As Certezas Que Eu Tinha

Fios de cabelo branco começaram a aparecer.
O livro Mudar, do Édouard Louis, mexeu muito comigo.
Até alguns cílios, na minha sobrancelha, começaram a vir brancos.
Diferente dos milhares de fãs que o jovem francês conquistou ao redor do mundo, o que me tocou, também, foi observar atentamente os detalhes da fonte usada na capa da edição da Todavia, de 2024. Todavia.
Eu retiro eles com a precisão de uma pinça.
A fonte da capa traz o que os meus mestres chamariam de erros fundamentais no design tipográfico. Erros claros, que eu aponto em palestras e workshops.
Mas uma vez brancos, eles retornam branquinhos novamente.
Quando envelhecemos na nossa profissão?
Me parece natural que, com o passar de décadas de prática, a gente ache que entenda alguma coisa. É assim que funciona. É assim que se faz.
Um amigo futurista, o Tiago Mattos, adverte: cuidado com quem diz que tem 20 anos de experiência; talvez a pessoa tenha 1 ano de experiência repetido 20 vezes.
Se tem algo em comum entre os grandes criativos ao longo da história, é que eles desafiaram as regras do seu tempo. Desafiaram o ‘jeito certo de fazer’.
As pinceladas de Monet foram ridicularizadas como sendo inacabadas, feitas pela metade. Os rostos fragmentados de Picasso horrorizaram até o seu amigo Matisse. Os respingos de tinta de Pollock foram descartados como sendo feitos por “uma vassoura velha descabelada”.
No design, Carson provocou a ira ignorando todas as regras de legibilidade. O trabalho de Paula Scher já foi considerado “feio” por abandonar os sistemas de grid. Sagmeister chocou a todos fazendo design na sua própria carne.
Mas não precisa nem ser tão icônico. É natural que as novas gerações venham programadas para subverter os nossos alicerces. Fazer comédia no cinema com as nossas leis.
Diante da capa do livro Mudar, eu vejo um desenho de O que é um círculo perfeito. “Todos” sabem que um O nunca é um círculo perfeito. Porque a escrita vem da caligrafia e, no traço com uma pena caligráfica, as verticais ficam mais pesadas que as horizontais, mesmo num desenho geométrico, como na clássica Futura, do Paul Renner. Caso contrário, as laterais da letra O ficam parecendo mais finas do que o topo ou a base. Fica “errado”. Exatamente como vejo diante de mim.
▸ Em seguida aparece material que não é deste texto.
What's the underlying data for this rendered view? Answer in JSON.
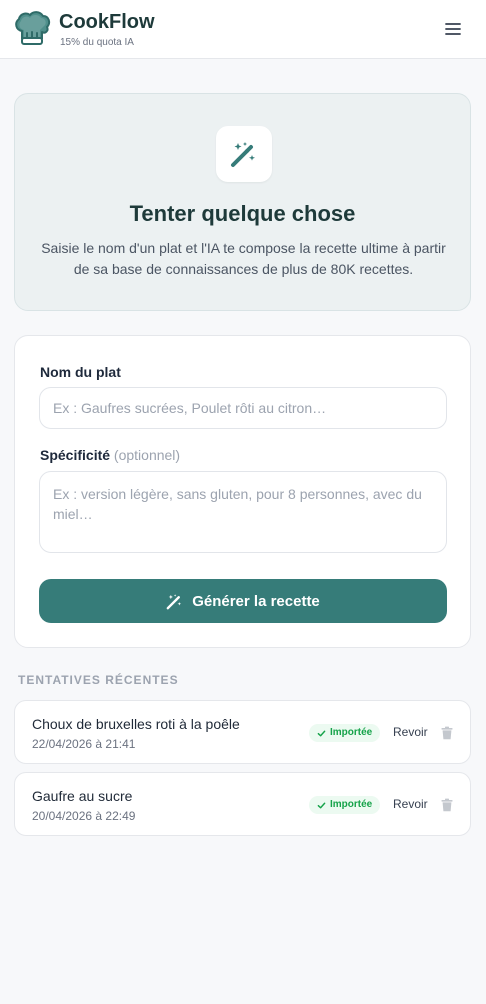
{
  "header": {
    "brand": "CookFlow",
    "quota": "15% du quota IA",
    "logo_icon": "chef-hat-icon",
    "menu_icon": "hamburger-menu-icon"
  },
  "hero": {
    "icon": "magic-wand-icon",
    "title": "Tenter quelque chose",
    "description": "Saisie le nom d'un plat et l'IA te compose la recette ultime à partir de sa base de connaissances de plus de 80K recettes."
  },
  "form": {
    "dish_label": "Nom du plat",
    "dish_value": "",
    "dish_placeholder": "Ex : Gaufres sucrées, Poulet rôti au citron…",
    "spec_label": "Spécificité",
    "spec_optional": "(optionnel)",
    "spec_value": "",
    "spec_placeholder": "Ex : version légère, sans gluten, pour 8 personnes, avec du miel…",
    "generate_label": "Générer la recette"
  },
  "recent": {
    "title": "TENTATIVES RÉCENTES",
    "items": [
      {
        "name": "Choux de bruxelles roti à la poêle",
        "date": "22/04/2026 à 21:41",
        "status": "Importée",
        "action": "Revoir"
      },
      {
        "name": "Gaufre au sucre",
        "date": "20/04/2026 à 22:49",
        "status": "Importée",
        "action": "Revoir"
      }
    ]
  },
  "colors": {
    "accent": "#367c79",
    "brand_text": "#1e3a3a",
    "hero_bg": "#ecf1f2",
    "success": "#16a34a"
  }
}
A Futura, pensando bem, é de 1927. E essa capa tá linda. O que é isso que estou sentindo?
Gente, olha esse R — que maravilhoso!

Foram anos e anos de prática aprendendo a refinar o meu “olhar tipográfico” — o que esperamos que seja um pouquinho mais fino, um pouquinho mais grosso, um pouco mais alto ou mais baixo.
De volta à tipografia na capa do livro, observe que no topo e na base do D, a conexão entre a horizontal e o círculo é um pouco abrupta.

Isso é bem sutil para quem não é type designer. Mas é como se um círculo perfeito fosse cortado ao meio e soldado aos traços horizontais do D. Meus mestres diriam que é preciso suavizar aquelas áreas onde eles se encontram para que o desenho fosse mais fluido, mais natural. Natural, conforme o ato de escrever aquele traço com a mão. Ele aconteceria num movimento contínuo.
Agora, se a caligrafia está cada vez mais distante do nosso dia a dia, talvez o pixel, um quadrado perfeito, sem diferenças entre horizontais e verticais, represente uma nova ordem mundial.
As pessoas que esperam ver ajustes sutis de contraste, com o tempo, desaparecerão. Mas antes disso, denunciarão os erros da geração pós-Coca-Cola.
Será bem devagar, porque tipografia é convenção e evolui a passos muito lentos.
Ambas as formas irão co-existir e também darão luz a inúmeras variações intermediárias. Que irão chocar, ou apenas fazer estranhar, ou passarão completamente despercebidas, por diferentes pessoas. E tá tudo bem.
Diferentes projetos exigirão soluções diferentes.
Ou, nada disso vai acontecer, e isso é apenas uma modinha passageira.
De qualquer jeito, uma verdade permanece atemporal:
A sensibilidade, a leitura do contexto e a vantagem de não carregarmos certezas absolutas permanecerão perpétuos.
É o que faz a capa da Luciana Fachinni’s, e a fonte Studio Feixen Sans, serem brilhantes, especialmente para um livro chamado Mudar.